Re: [RFC PATCH] KEYS: Allow a live daemon in a namespace to service request_key upcalls

From: Colin Walters
Date: Wed May 31 2017 - 11:36:25 EST


On Wed, May 31, 2017, at 10:47 AM, David Howells wrote:


> > So if the mount-in-container is mostly init containers, and for init
> > containers you have *all* namespaces usually, does it make
> > sense to have the capability to match namespaces for key services?
>
> Yes.
>
> If I don't provide it, someone will complain that I haven't provided it.

I don't think it's as clear cut as that. I'd agree that where possible, it makes
sense to be general since it's hard to envision every use case, but in this particualr
case there are risks around security and clear maintenance issues. Providing
a feature without *known* users in a security-sensitive context seems to
me to be something to think twice about.

> > Something that worries me a lot here is for e.g. Docker today, the default
> > is uid 0 but not CAP_SYS_ADMIN. We don't want a container that I run
> > with --host=net to be able to read the "host" keyrings, even if it shares
> > the host network namespace.
>
> This is a separate issue.

Kind of - what I'm getting at is that today, changing any of the kernel
upcalls is a fully privileged operation. Most container userspace tools
mount /proc read-only to ensure that even uid 0 containers can't change it
by default.

(Wait, is /sbin/request-key really hardcoded in the kernel? I guess that's
good from the perspective of not having containers be able to change it
like they could /proc/sys/kernel/core_pattern if it was writable, but
it seems surprising)

Anyways, if we now expose a method to configure this, we have to look
at the increase in attack surface.

In practice again, most container implementations I'm aware of use
seccomp today to simply block off access to the keyring. As I mentioned
Docker does it, so does flatpak:
https://github.com/flatpak/flatpak/blob/ea7077fcd431fb98fe85cd815cbd2ec13df58d09/common/flatpak-run.c#L4007
and Chrome:
https://cs.chromium.org/chromium/src/sandbox/linux/seccomp-bpf-helpers/syscall_sets.cc?q=keyctl&dr=C&l=791

But I'm a bit uncertain about *relying* on the seccomp filtering.
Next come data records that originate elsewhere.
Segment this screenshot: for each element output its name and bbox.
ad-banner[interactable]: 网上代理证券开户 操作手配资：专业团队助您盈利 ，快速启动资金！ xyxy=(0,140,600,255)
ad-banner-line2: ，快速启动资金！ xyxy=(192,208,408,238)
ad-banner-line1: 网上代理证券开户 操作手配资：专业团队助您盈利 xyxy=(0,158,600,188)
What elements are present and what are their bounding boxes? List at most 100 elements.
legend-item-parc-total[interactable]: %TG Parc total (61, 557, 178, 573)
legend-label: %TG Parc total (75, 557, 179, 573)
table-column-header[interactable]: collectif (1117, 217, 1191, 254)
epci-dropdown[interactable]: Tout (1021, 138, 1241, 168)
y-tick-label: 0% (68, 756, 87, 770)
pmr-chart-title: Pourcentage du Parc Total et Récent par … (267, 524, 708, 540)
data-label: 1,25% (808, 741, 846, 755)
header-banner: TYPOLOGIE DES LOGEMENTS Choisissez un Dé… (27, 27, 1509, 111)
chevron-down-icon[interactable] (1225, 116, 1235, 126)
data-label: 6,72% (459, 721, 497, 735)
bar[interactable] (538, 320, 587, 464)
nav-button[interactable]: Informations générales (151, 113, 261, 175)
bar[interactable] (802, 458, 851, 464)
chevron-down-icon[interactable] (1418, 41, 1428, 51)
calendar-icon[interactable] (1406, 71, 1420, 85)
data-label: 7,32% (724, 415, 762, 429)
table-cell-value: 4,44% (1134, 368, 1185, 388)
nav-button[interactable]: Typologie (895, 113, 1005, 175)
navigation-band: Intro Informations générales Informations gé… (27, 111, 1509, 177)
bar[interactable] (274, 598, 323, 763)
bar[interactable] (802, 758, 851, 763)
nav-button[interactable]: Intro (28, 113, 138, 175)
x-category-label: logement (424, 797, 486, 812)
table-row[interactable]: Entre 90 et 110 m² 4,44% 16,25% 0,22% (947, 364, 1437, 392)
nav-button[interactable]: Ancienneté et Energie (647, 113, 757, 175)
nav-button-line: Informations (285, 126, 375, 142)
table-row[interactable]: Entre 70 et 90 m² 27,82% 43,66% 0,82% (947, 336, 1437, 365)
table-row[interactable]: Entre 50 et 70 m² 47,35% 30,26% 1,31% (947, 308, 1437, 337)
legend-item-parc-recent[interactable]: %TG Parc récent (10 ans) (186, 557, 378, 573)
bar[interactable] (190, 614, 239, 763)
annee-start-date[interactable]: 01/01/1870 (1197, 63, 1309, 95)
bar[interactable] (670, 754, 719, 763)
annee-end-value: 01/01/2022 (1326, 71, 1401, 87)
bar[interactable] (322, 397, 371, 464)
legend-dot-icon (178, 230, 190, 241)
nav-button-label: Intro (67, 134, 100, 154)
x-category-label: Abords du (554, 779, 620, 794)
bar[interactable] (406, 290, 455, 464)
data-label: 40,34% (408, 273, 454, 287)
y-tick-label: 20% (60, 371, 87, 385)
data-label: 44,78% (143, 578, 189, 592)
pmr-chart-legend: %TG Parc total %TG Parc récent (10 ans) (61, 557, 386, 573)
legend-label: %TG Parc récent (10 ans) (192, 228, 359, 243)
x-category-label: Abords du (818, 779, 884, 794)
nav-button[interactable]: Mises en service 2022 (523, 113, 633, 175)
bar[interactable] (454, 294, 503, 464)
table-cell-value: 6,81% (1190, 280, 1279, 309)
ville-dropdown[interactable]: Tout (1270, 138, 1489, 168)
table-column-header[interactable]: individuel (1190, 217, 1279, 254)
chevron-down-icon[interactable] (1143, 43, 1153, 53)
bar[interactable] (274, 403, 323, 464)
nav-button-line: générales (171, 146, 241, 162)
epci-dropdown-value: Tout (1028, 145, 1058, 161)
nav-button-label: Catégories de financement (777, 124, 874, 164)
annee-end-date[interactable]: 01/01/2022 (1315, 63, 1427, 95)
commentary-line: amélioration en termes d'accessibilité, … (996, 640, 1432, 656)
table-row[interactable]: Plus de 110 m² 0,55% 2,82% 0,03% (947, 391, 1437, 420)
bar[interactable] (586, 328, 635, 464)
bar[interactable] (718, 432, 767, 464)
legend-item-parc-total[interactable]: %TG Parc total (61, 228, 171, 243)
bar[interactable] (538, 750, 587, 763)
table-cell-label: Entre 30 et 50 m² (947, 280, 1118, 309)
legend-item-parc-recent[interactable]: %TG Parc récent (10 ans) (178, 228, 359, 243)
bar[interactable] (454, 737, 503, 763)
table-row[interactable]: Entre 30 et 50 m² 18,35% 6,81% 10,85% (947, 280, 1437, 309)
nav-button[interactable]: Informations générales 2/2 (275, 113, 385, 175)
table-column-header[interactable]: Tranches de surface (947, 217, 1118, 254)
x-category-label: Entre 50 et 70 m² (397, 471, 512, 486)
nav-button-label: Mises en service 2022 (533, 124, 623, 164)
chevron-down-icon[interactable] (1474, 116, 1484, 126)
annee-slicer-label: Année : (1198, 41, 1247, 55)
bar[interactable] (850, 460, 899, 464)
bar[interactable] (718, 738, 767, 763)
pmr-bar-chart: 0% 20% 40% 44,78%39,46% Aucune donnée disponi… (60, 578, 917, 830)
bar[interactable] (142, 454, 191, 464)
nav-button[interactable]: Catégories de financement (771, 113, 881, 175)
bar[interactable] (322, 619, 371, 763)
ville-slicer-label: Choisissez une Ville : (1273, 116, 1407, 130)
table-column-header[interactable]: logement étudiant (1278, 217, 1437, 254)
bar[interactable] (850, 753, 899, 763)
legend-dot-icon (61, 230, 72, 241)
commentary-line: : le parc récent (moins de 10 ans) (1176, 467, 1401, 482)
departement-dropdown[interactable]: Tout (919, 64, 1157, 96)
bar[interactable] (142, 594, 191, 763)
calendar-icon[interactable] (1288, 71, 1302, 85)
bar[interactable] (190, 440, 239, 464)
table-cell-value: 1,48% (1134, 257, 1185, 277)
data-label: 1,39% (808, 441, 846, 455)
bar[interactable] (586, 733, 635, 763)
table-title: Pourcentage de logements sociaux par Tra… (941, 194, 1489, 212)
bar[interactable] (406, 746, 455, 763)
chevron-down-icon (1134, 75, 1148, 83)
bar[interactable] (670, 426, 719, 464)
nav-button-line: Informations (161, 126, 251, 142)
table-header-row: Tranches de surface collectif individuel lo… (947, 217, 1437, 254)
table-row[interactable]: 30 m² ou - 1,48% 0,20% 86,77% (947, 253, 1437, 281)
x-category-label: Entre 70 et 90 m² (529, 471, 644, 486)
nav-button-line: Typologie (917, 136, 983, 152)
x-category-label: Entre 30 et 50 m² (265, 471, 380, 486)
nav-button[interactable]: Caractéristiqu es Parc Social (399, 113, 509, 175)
Particularly
because we do want the "init container" approach to work and be able
to use the kernel keyring, but also not be able to affect other containers
or the host.

> Keys may be relevant in different namespaces, which makes namespacing them
> hard to achieve. For instance, dns-, idmapper- and rxrpc-type keys should
> probably be differentiated by network namespace.
>
> However, it might be worth creating a keyrings namespace.

Hm, yes - I think I was conflating CLONE_NEWUSER with uid 0's keyring
but that's a distinct thing from the kernel keyrings.

> > Basically my instinct here is to be conservative and have KEYCTL_SERVICE_ADD
> > require CAP_SYS_ADMIN and only affect the userns keyring.
>
> "Affect" in what sense?

Operate on at all - view/read/write/search etc.

At a high level I'm glad you're looking at the "service fd" model instead of
upcalls - I do think it'll get us to a better place. The main thing I'm getting
at first though is making sure we're not introducing new security issues, and that the
new proposed API makes sense for some of the important userspace use cases.